So, last weekend I had a helping hand from my FIL to weld two steel legs onto the corners that had wooden ones and we added extra support with timber beams wherever I could get them without making too much of a complicated structure.
The pump arrived yesterday (Wednesday) so today was the day to set that up. The box looked quite small when I picked it up from the post office. Inside was a smaller box still and when I opened that I found the pump tucked in with foam, making the pump smaller still!
And yet, it works!
There is enough pressure in the pump to get water entering the grow beds. I did a test run and found that the beds emptied much to quick in comparison to the speed that water was entering and so they were not filling and the 90mm drainage pipe was overflowing. I had drilled two holes in the bottom of the standpipes for each bed and I filled in one of these to assist with a slower drainage time. Then I drilled more holes into the polypipe that transports the water to the grow beds. I’m waiting for the sealer to dry now before I give it another test.
I have also piped together the two fish tanks with a tap incorporated into it so I can isolate the tanks if need be. The primary job of this piping is to equalise the water levels between the two tanks whilst water is being pumped out of the front tank and then to equalise again once water starts to flow back into the tank. In this way I can also keep two varieties of fish ie. goldfish in one and silver perch in another. Plus with the number and volume of grow beds I can easily accommodate two tanks. I designed the system so that, as suggested, there is more grow bed volume than tank water volume in order to allow the water to be properly filtered by the plants and microbes. I also had set it up so that each grow bed can have different plants at different stages and still support the system, even if at 50 % capacity. The other advantage of having numerous beds is that I can experiment with different techniques for each and compare the results.

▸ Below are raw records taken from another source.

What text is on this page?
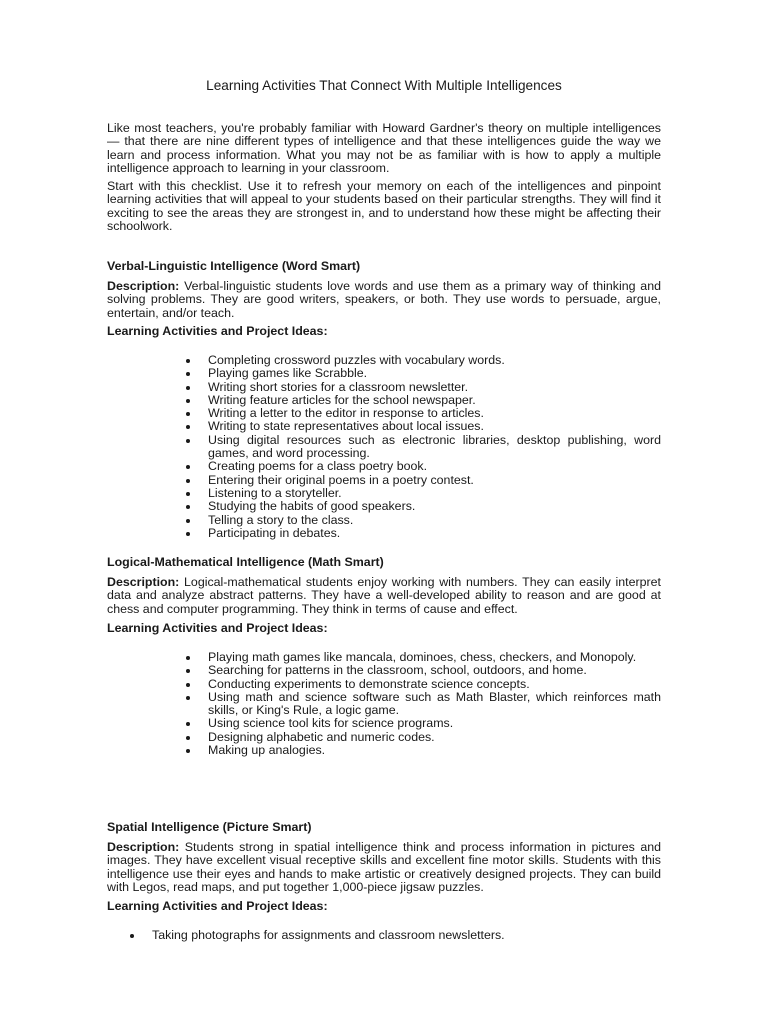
Learning Activities That Connect With Multiple Intelligences

Like most teachers, you're probably familiar with Howard Gardner's theory on multiple intelligences — that there are nine different types of intelligence and that these intelligences guide the way we learn and process information. What you may not be as familiar with is how to apply a multiple intelligence approach to learning in your classroom.

Start with this checklist. Use it to refresh your memory on each of the intelligences and pinpoint learning activities that will appeal to your students based on their particular strengths. They will find it exciting to see the areas they are strongest in, and to understand how these might be affecting their schoolwork.

Verbal-Linguistic Intelligence (Word Smart)

Description: Verbal-linguistic students love words and use them as a primary way of thinking and solving problems. They are good writers, speakers, or both. They use words to persuade, argue, entertain, and/or teach.

Learning Activities and Project Ideas:
Completing crossword puzzles with vocabulary words.
Playing games like Scrabble.
Writing short stories for a classroom newsletter.
Writing feature articles for the school newspaper.
Writing a letter to the editor in response to articles.
Writing to state representatives about local issues.
Using digital resources such as electronic libraries, desktop publishing, word games, and word processing.
Creating poems for a class poetry book.
Entering their original poems in a poetry contest.
Listening to a storyteller.
Studying the habits of good speakers.
Telling a story to the class.
Participating in debates.
Logical-Mathematical Intelligence (Math Smart)

Description: Logical-mathematical students enjoy working with numbers. They can easily interpret data and analyze abstract patterns. They have a well-developed ability to reason and are good at chess and computer programming. They think in terms of cause and effect.

Learning Activities and Project Ideas:
Playing math games like mancala, dominoes, chess, checkers, and Monopoly.
Searching for patterns in the classroom, school, outdoors, and home.
Conducting experiments to demonstrate science concepts.
Using math and science software such as Math Blaster, which reinforces math skills, or King's Rule, a logic game.
Using science tool kits for science programs.
Designing alphabetic and numeric codes.
Making up analogies.
Spatial Intelligence (Picture Smart)

Description: Students strong in spatial intelligence think and process information in pictures and images. They have excellent visual receptive skills and excellent fine motor skills. Students with this intelligence use their eyes and hands to make artistic or creatively designed projects. They can build with Legos, read maps, and put together 1,000-piece jigsaw puzzles.

Learning Activities and Project Ideas:
Taking photographs for assignments and classroom newsletters.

The finished design is even simpler than my drawings and workings. Wherever possible I have made the pipes the shortest length possible to allow easy flowing of water both to the grow beds (reducing friction for the pumped water) and from the beds in the drainage pipes. I noticed that the water drained much better if allowed to fall into the fish tank rather than having a longer pipe submersed in the water which created a lot more friction and resistance.
The next thing is to move the goldfish and let the pump run for a bit to wash out the remaining gravel dust. Then I’ll let the water be still to settle the dust and then vacuum it out from the bottom of the tank. I am thinking of using Redfin Perch initially in the front tank and goldfish and marron in the second.